Combining with ELMo Embedding

There are 2 ways to use ELMo in this project. Before training model, change the configuration as belows:

In config.py, set self.use_elmo to True and self.elmo_hub_url to None or https://tfhub.dev/google/elmo/2. By running train.py the tensorflow hub will download the elmo module and cached in the local temporay directory. But the module will be deleted after a machine reboot.
So, I recommend you load the elmo module locally. First, download the elmo using url: https://tfhub.dev/google/elmo/2?tf-hub-format=compressed. Then change its name to tfhub_elmo_2 (whatever you want), untar the file, and put it in the raw_data directory. It will be like:

And don’t forget to set self.use_elmo in config.py to True and self.elmo_hub_url to raw_data/tfhub_elmo_2 (the name you just renamed).

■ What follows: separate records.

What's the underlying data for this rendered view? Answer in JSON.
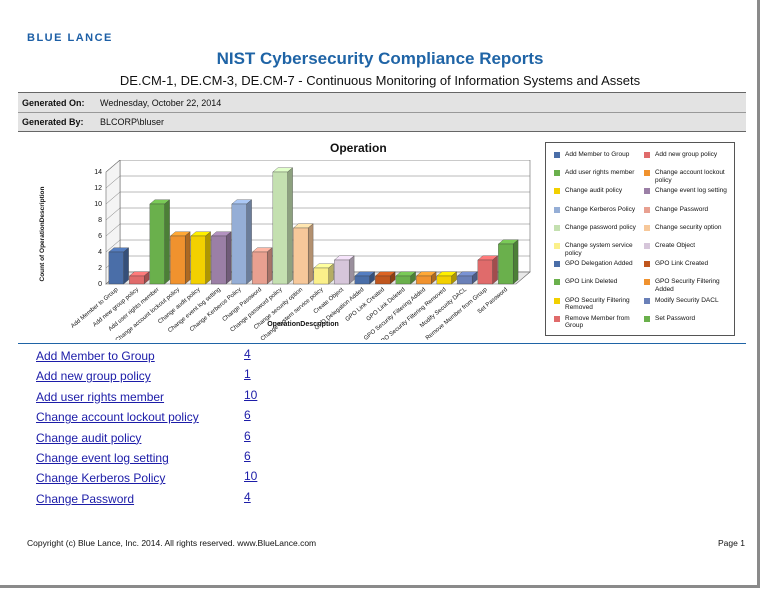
{
  "header": {
    "logo_text": "BLUE LANCE",
    "title": "NIST Cybersecurity Compliance Reports",
    "subtitle": "DE.CM-1, DE.CM-3, DE.CM-7 - Continuous Monitoring of Information Systems and Assets"
  },
  "meta": {
    "generated_on_label": "Generated On:",
    "generated_on_value": "Wednesday, October 22, 2014",
    "generated_by_label": "Generated By:",
    "generated_by_value": "BLCORP\\bluser"
  },
  "chart_data": {
    "type": "bar",
    "title": "Operation",
    "xlabel": "OperationDescription",
    "ylabel": "Count of OperationDescription",
    "ylim": [
      0,
      14
    ],
    "yticks": [
      0,
      2,
      4,
      6,
      8,
      10,
      12,
      14
    ],
    "categories": [
      "Add Member to Group",
      "Add new group policy",
      "Add user rights member",
      "Change account lockout policy",
      "Change audit policy",
      "Change event log setting",
      "Change Kerberos Policy",
      "Change Password",
      "Change password policy",
      "Change security option",
      "Change system service policy",
      "Create Object",
      "GPO Delegation Added",
      "GPO Link Created",
      "GPO Link Deleted",
      "GPO Security Filtering Added",
      "GPO Security Filtering Removed",
      "Modify Security DACL",
      "Remove Member from Group",
      "Set Password"
    ],
    "values": [
      4,
      1,
      10,
      6,
      6,
      6,
      10,
      4,
      14,
      7,
      2,
      3,
      1,
      1,
      1,
      1,
      1,
      1,
      3,
      5
    ],
    "colors": [
      "#4a6ea8",
      "#e06b6b",
      "#6ab04c",
      "#f0922e",
      "#f2d000",
      "#9b7fa6",
      "#95aed6",
      "#e8a090",
      "#c4e0b0",
      "#f7c89a",
      "#fbf08a",
      "#d6c6da",
      "#4a6ea8",
      "#c0561d",
      "#6ab04c",
      "#f0922e",
      "#f2d000",
      "#6a80b8",
      "#e06b6b",
      "#6ab04c"
    ],
    "legend": {
      "position": "right",
      "entries": [
        "Add Member to Group",
        "Add new group policy",
        "Add user rights member",
        "Change account lockout policy",
        "Change audit policy",
        "Change event log setting",
        "Change Kerberos Policy",
        "Change Password",
        "Change password policy",
        "Change security option",
        "Change system service policy",
        "Create Object",
        "GPO Delegation Added",
        "GPO Link Created",
        "GPO Link Deleted",
        "GPO Security Filtering Added",
        "GPO Security Filtering Removed",
        "Modify Security DACL",
        "Remove Member from Group",
        "Set Password"
      ]
    },
    "grid": true
  },
  "links": [
    {
      "label": "Add Member to Group",
      "count": "4"
    },
    {
      "label": "Add new group policy",
      "count": "1"
    },
    {
      "label": "Add user rights member",
      "count": "10"
    },
    {
      "label": "Change account lockout policy",
      "count": "6"
    },
    {
      "label": "Change audit policy",
      "count": "6"
    },
    {
      "label": "Change event log setting",
      "count": "6"
    },
    {
      "label": "Change Kerberos Policy",
      "count": "10"
    },
    {
      "label": "Change Password",
      "count": "4"
    }
  ],
  "footer": {
    "copyright": "Copyright (c) Blue Lance, Inc. 2014. All rights reserved. www.BlueLance.com",
    "page": "Page 1"
  }
}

Here’s the results of combining ELMo Embedding:
glove_vs_elmo

Personal conclusion

Surprisingly, I failed to achieved similar performance as stated in the parper of Memnet. Or maybe there are bugs in the code?
TD-LSTM performs unexpectedly well.
Models with fixed embeddings are generally better than those with fine-tuned embeddings, which is consistent with the paper of RAM.
L2 regularization didn’t help.
I tried elmo embedding, but it didn’t bring a performance gain.